Рубежом поворота, если не одной из его важных причин, стали события в Чехословакии. Уже с января 1968 года руководство начало нервничать (это я знаю больше по свидетельствам товарищей: сам с декабря 1967 года ушел из аппарата ЦК, занялся созданием Института США и до осени следующего года контактов с Брежневым не имел).
Враждебность вызывал сам курс реформ, на который вступила Чехословакия. Это недоброжелательство наверняка было замечено в Праге. И, по-моему, изрядно радикализировало изначально умеренно-реформаторское руководство партии и страны, толкало его к тем, кого потом называли ревизионистами и контрреволюционерами. А это, в свою очередь, вызывало нарастающую подозрительность и недоверие в СССР и других странах Варшавского Договора. Так, по спирали, мне кажется, и раскручивались события вплоть до драматической развязки.
Как принималось роковое решение о вводе войск, я не знаю. По свидетельству людей, которым верю, Брежнев очень долго его оттягивал, колебался, не хотел прибегать к применению силы, просто боялся последствий. Наверное, к более решительным действиям его побуждали некоторые другие представители руководства. Особую ретивость, как я слышал, проявлял Шелест, а также Устинов (Суслов, рассказывают, держался осторожнее, возможно, в связи с тем, что на осень было намечено международное Совещание коммунистических и рабочих партий).

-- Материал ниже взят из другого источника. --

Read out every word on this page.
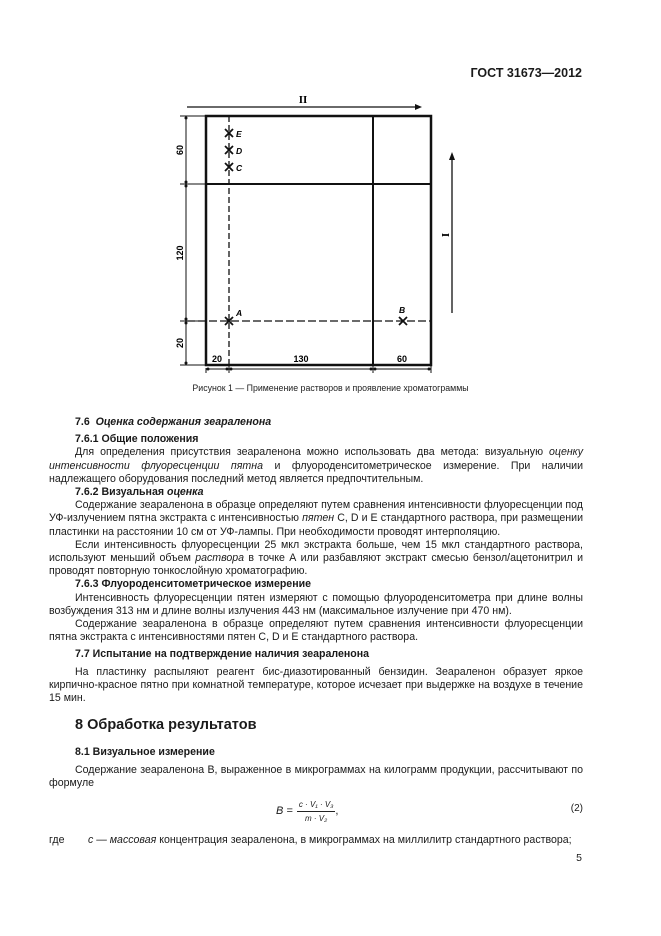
ГОСТ 31673—2012
II
60
120
20
20	130	60
I
E
D
C
A	B
Рисунок 1 — Применение растворов и проявление хроматограммы

7.6 Оценка содержания зеараленона

7.6.1 Общие положения

Для определения присутствия зеараленона можно использовать два метода: визуальную оценку интенсивности флуоресценции пятна и флуороденситометрическое измерение. При наличии надлежащего оборудования последний метод является предпочтительным.

7.6.2 Визуальная оценка

Содержание зеараленона в образце определяют путем сравнения интенсивности флуоресценции под УФ-излучением пятна экстракта с интенсивностью пятен С, D и Е стандартного раствора, при размещении пластинки на расстоянии 10 см от УФ-лампы. При необходимости проводят интерполяцию.

Если интенсивность флуоресценции 25 мкл экстракта больше, чем 15 мкл стандартного раствора, используют меньший объем раствора в точке А или разбавляют экстракт смесью бензол/ацетонитрил и проводят повторную тонкослойную хроматографию.

7.6.3 Флуороденситометрическое измерение

Интенсивность флуоресценции пятен измеряют с помощью флуороденситометра при длине волны возбуждения 313 нм и длине волны излучения 443 нм (максимальное излучение при 470 нм).

Содержание зеараленона в образце определяют путем сравнения интенсивности флуоресценции пятна экстракта с интенсивностями пятен С, D и Е стандартного раствора.

7.7 Испытание на подтверждение наличия зеараленона

На пластинку распыляют реагент бис-диазотированный бензидин. Зеараленон образует яркое кирпично-красное пятно при комнатной температуре, которое исчезает при выдержке на воздухе в течение 15 мин.

8 Обработка результатов

8.1 Визуальное измерение

Содержание зеараленона В, выраженное в микрограммах на килограмм продукции, рассчитывают по формуле

$B = \frac{\text{c · V₁ · V₃}}{\text{m · V₂}}$ ,	(2)
где	c — массовая концентрация зеараленона, в микрограммах на миллилитр стандартного раствора;
5
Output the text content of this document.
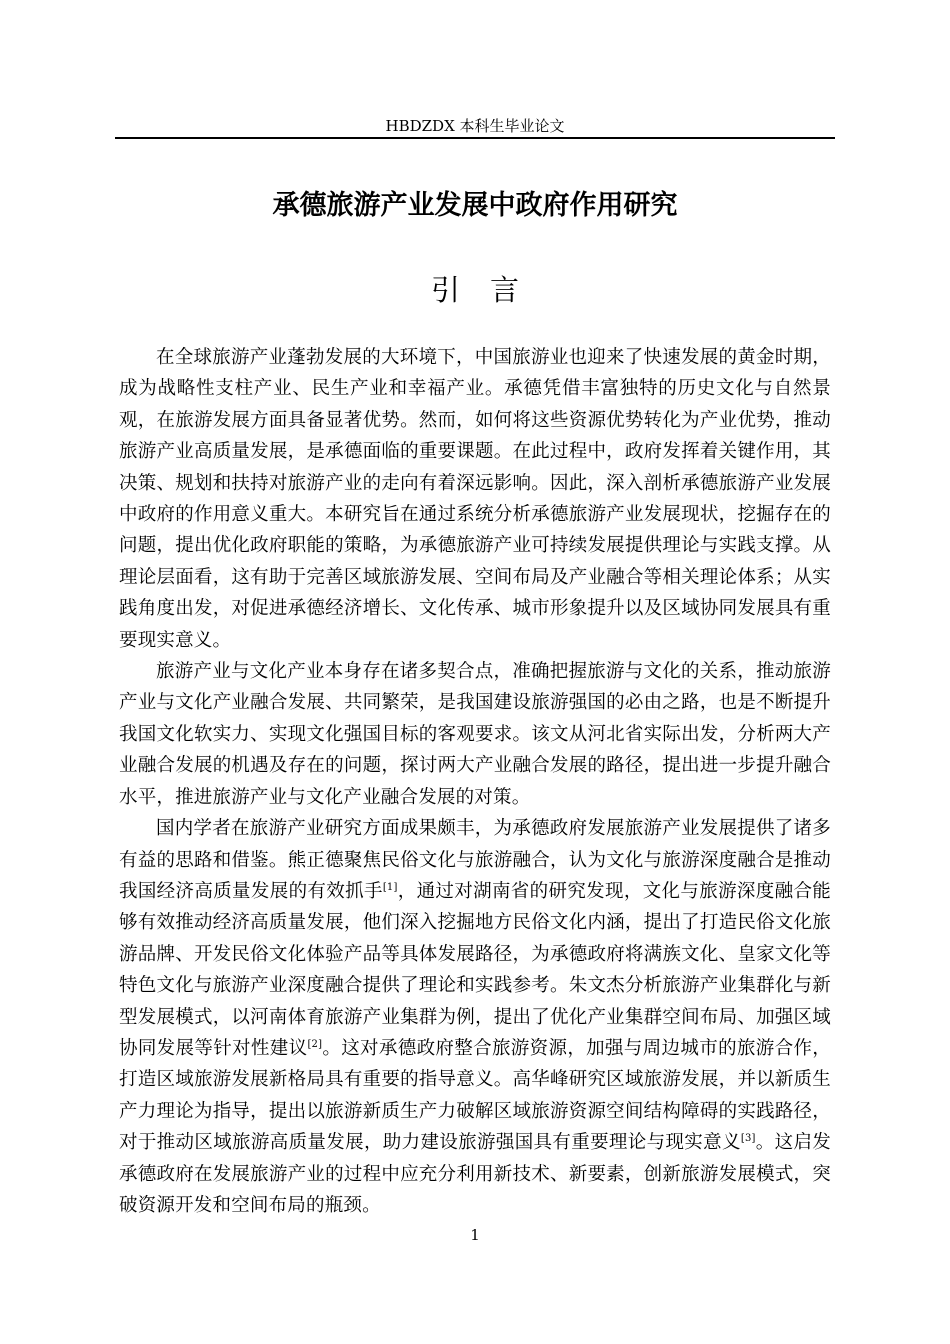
HBDZDX 本科生毕业论文
承德旅游产业发展中政府作用研究
引言

在全球旅游产业蓬勃发展的大环境下，中国旅游业也迎来了快速发展的黄金时期，成为战略性支柱产业、民生产业和幸福产业。承德凭借丰富独特的历史文化与自然景观，在旅游发展方面具备显著优势。然而，如何将这些资源优势转化为产业优势，推动旅游产业高质量发展，是承德面临的重要课题。在此过程中，政府发挥着关键作用，其决策、规划和扶持对旅游产业的走向有着深远影响。因此，深入剖析承德旅游产业发展中政府的作用意义重大。本研究旨在通过系统分析承德旅游产业发展现状，挖掘存在的问题，提出优化政府职能的策略，为承德旅游产业可持续发展提供理论与实践支撑。从理论层面看，这有助于完善区域旅游发展、空间布局及产业融合等相关理论体系；从实践角度出发，对促进承德经济增长、文化传承、城市形象提升以及区域协同发展具有重要现实意义。

旅游产业与文化产业本身存在诸多契合点，准确把握旅游与文化的关系，推动旅游产业与文化产业融合发展、共同繁荣，是我国建设旅游强国的必由之路，也是不断提升我国文化软实力、实现文化强国目标的客观要求。该文从河北省实际出发，分析两大产业融合发展的机遇及存在的问题，探讨两大产业融合发展的路径，提出进一步提升融合水平，推进旅游产业与文化产业融合发展的对策。

国内学者在旅游产业研究方面成果颇丰，为承德政府发展旅游产业发展提供了诸多有益的思路和借鉴。熊正德聚焦民俗文化与旅游融合，认为文化与旅游深度融合是推动我国经济高质量发展的有效抓手[1]，通过对湖南省的研究发现，文化与旅游深度融合能够有效推动经济高质量发展，他们深入挖掘地方民俗文化内涵，提出了打造民俗文化旅游品牌、开发民俗文化体验产品等具体发展路径，为承德政府将满族文化、皇家文化等特色文化与旅游产业深度融合提供了理论和实践参考。朱文杰分析旅游产业集群化与新型发展模式，以河南体育旅游产业集群为例，提出了优化产业集群空间布局、加强区域协同发展等针对性建议[2]。这对承德政府整合旅游资源，加强与周边城市的旅游合作，打造区域旅游发展新格局具有重要的指导意义。高华峰研究区域旅游发展，并以新质生产力理论为指导，提出以旅游新质生产力破解区域旅游资源空间结构障碍的实践路径，对于推动区域旅游高质量发展，助力建设旅游强国具有重要理论与现实意义[3]。这启发承德政府在发展旅游产业的过程中应充分利用新技术、新要素，创新旅游发展模式，突破资源开发和空间布局的瓶颈。

1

Но в конце концов за ввод войск выступили все. Ни один человек не возразил. Это я знаю точно. Так же как и то, что к вооруженному вмешательству подталкивали некоторые зарубежные лидеры, в частности В. Гомулка и В. Ульбрихт, тоже, наверное, боясь, что реформы в Чехословакии окажутся «заразительными».
Несомненно, большую роль в принятии рокового решения сыграли укоренившиеся идеологические стереотипы, согласно которым любой отход от твоих собственных представлений о том, что подобает социализму, а что нет, равнозначен предательству, преступлению. Думаю, Брежнев в полной мере разделял эти стереотипы, дал себя убедить, что предаст дело социализма, если не вмешается в ход событий. Заслуживающий полного доверия товарищ вспоминал, как в июле 1968 года, соглашаясь с тем, что надо продолжать поиск политического решения, использовать любой предлог, чтобы уклониться от применения военной силы или хотя бы отложить его, Брежнев сказал: если в Чехословакии победят «ревизионистские» тенденции, он будет вынужден уйти в отставку с поста Генерального секретаря ЦК КПСС — «ведь получится, что я потерял Чехословакию».